Orange, June 28; Dubbo, July 1-2; Tamworth, July 5.

3 Comments Add yours

  1. Simon Parris's avatar Simon Parris says:

    I was fortunate enough to catch this program last weekend in Geelong, where the performance played to a capacity audience at Geelong Arts Centre.
    Having seen the exact same cast as you have reviewed here, I heartily agree with your comments. A lovely, well matched company of young dancers performing a charming classical program with just a touch of modern dance.

  2. sophoife's avatar sophoife says:

    I too made the trip to Geelong (3½ hours train Albury-Melbourne, a further hour on the Melbourne-Geelong train) for opening night, collecting two cousins (one of whom had never seen ballet, the other had never seen live theatre at all) en route.

    Alain Juelg was scheduled to dance Allegro Brillante but a badly-timed back twinge saw Belle Urwin and Juelg replaced by Samara Merrick and Henry Berlin – who as a graduate of the School of American Ballet (SAB) has Balanchine in his DNA. They were lovely – not as experienced as 2024’s Isobelle Dashwood and Davi Ramos (as seen in Wagga Wagga), but lovely all the same.

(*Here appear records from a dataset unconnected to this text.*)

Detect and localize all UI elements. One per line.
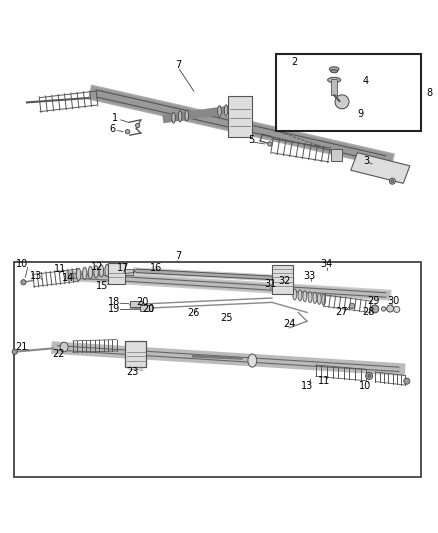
Text: 3: 3 bbox=[362, 156, 368, 166]
Text: 28: 28 bbox=[361, 308, 374, 318]
Ellipse shape bbox=[349, 303, 354, 309]
Ellipse shape bbox=[21, 280, 26, 285]
Text: 7: 7 bbox=[174, 251, 180, 261]
Ellipse shape bbox=[365, 373, 372, 379]
Text: 25: 25 bbox=[220, 313, 233, 322]
Text: 32: 32 bbox=[277, 276, 290, 286]
Bar bbox=[272, 265, 292, 294]
Text: 16: 16 bbox=[150, 263, 162, 273]
Text: 26: 26 bbox=[187, 308, 199, 318]
Text: 5: 5 bbox=[247, 135, 254, 146]
Ellipse shape bbox=[292, 289, 296, 300]
Text: 34: 34 bbox=[320, 260, 332, 269]
Ellipse shape bbox=[389, 178, 395, 184]
Text: 20: 20 bbox=[135, 297, 148, 308]
Ellipse shape bbox=[321, 294, 325, 305]
Text: 31: 31 bbox=[264, 279, 276, 289]
Text: 18: 18 bbox=[108, 297, 120, 308]
Ellipse shape bbox=[334, 95, 348, 109]
Text: 1: 1 bbox=[112, 112, 118, 123]
Ellipse shape bbox=[302, 291, 306, 302]
Ellipse shape bbox=[135, 124, 140, 128]
Text: 19: 19 bbox=[108, 303, 120, 313]
Ellipse shape bbox=[393, 306, 399, 312]
Text: 23: 23 bbox=[127, 367, 139, 377]
Ellipse shape bbox=[12, 349, 17, 354]
Text: 29: 29 bbox=[367, 296, 379, 306]
Ellipse shape bbox=[99, 265, 103, 277]
Ellipse shape bbox=[390, 180, 393, 182]
Text: 27: 27 bbox=[334, 308, 346, 318]
Text: 4: 4 bbox=[362, 76, 368, 86]
Text: 33: 33 bbox=[302, 271, 314, 281]
Ellipse shape bbox=[247, 354, 256, 367]
Ellipse shape bbox=[297, 290, 301, 301]
Text: 30: 30 bbox=[387, 296, 399, 306]
Ellipse shape bbox=[178, 111, 181, 122]
Ellipse shape bbox=[312, 293, 316, 303]
Text: 9: 9 bbox=[356, 109, 362, 119]
Bar bbox=[130, 301, 142, 307]
Text: 14: 14 bbox=[62, 273, 74, 283]
Bar bbox=[276, 54, 420, 131]
Ellipse shape bbox=[317, 293, 321, 304]
Ellipse shape bbox=[184, 110, 188, 121]
Bar bbox=[330, 149, 341, 161]
Text: 7: 7 bbox=[174, 60, 180, 70]
Ellipse shape bbox=[386, 305, 393, 312]
Ellipse shape bbox=[327, 77, 340, 83]
Text: 2: 2 bbox=[290, 57, 297, 67]
Bar bbox=[330, 79, 336, 95]
Ellipse shape bbox=[125, 130, 130, 134]
Bar bbox=[125, 341, 146, 367]
Ellipse shape bbox=[171, 112, 175, 123]
Ellipse shape bbox=[60, 342, 68, 352]
Text: 8: 8 bbox=[425, 87, 431, 98]
Ellipse shape bbox=[76, 268, 81, 280]
Text: 17: 17 bbox=[117, 263, 129, 273]
Ellipse shape bbox=[328, 67, 338, 71]
Text: 20: 20 bbox=[142, 304, 155, 314]
Ellipse shape bbox=[381, 307, 385, 311]
Text: 12: 12 bbox=[91, 262, 103, 271]
Ellipse shape bbox=[307, 292, 311, 303]
Text: 15: 15 bbox=[96, 281, 108, 291]
Bar bbox=[125, 269, 133, 275]
Bar bbox=[140, 305, 152, 311]
Text: 13: 13 bbox=[29, 271, 42, 281]
Ellipse shape bbox=[367, 375, 370, 377]
Ellipse shape bbox=[217, 106, 221, 117]
Ellipse shape bbox=[403, 378, 409, 384]
Bar bbox=[14, 262, 420, 477]
Text: 6: 6 bbox=[109, 124, 115, 134]
Text: 22: 22 bbox=[52, 349, 64, 359]
Ellipse shape bbox=[370, 305, 378, 313]
Bar bbox=[108, 263, 124, 284]
Ellipse shape bbox=[94, 265, 98, 278]
Text: 10: 10 bbox=[358, 381, 370, 391]
Text: 21: 21 bbox=[15, 343, 28, 352]
Polygon shape bbox=[350, 153, 409, 183]
Ellipse shape bbox=[82, 268, 87, 280]
Text: 24: 24 bbox=[283, 319, 295, 329]
Text: 13: 13 bbox=[300, 381, 312, 391]
Text: 10: 10 bbox=[16, 260, 28, 269]
Ellipse shape bbox=[267, 142, 272, 146]
Bar bbox=[228, 96, 252, 138]
Ellipse shape bbox=[88, 266, 92, 279]
Ellipse shape bbox=[105, 264, 109, 277]
Text: 11: 11 bbox=[53, 264, 66, 273]
Ellipse shape bbox=[224, 105, 227, 116]
Ellipse shape bbox=[330, 70, 337, 72]
Text: 11: 11 bbox=[318, 376, 330, 386]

    Adam Elmes and Mio Bayly danced the Diamonds pdd, and I do agree – Elmes should get more classical/neoclassical opportunities.

    I really, really liked Ground Control, particularly the clever diaphanous ballooning green costume as worn by Belle Urwin, dancing with Harrison Bradley, Berlin and Alexandra Walton. I will happily blow the budget [again] with a trip to DanceX to see it again.

    The Nutcracker cast we saw was Walton/Bradley, with Bayly and Berlin as Clara and the Nutcracker, Elmes swirling an emerald-lined cloak with aplomb as Drosselmeyer, and gorgeous Floral Fairy Urwin. Fun fact: as a 12yo at SAB, Berlin performed the same role in Balanchine’s Nutcracker with New York City Ballet.

    This year’s level 8 students, particularly Natalie Henry, look very promising.

    The ballet novice cousin was enthralled with all of it, the theatre novice cousin had no words. Literally.

    1. Deborah's avatar Deborah says:

      Such fun, isn’t it? I can imagine Merrick and Berlin would have been lovely in Allegro Brillante but yes, the extra experience does show (I saw Dashwood and Ramos in Newcastle). Gorgeous to hear that the novices loved the show.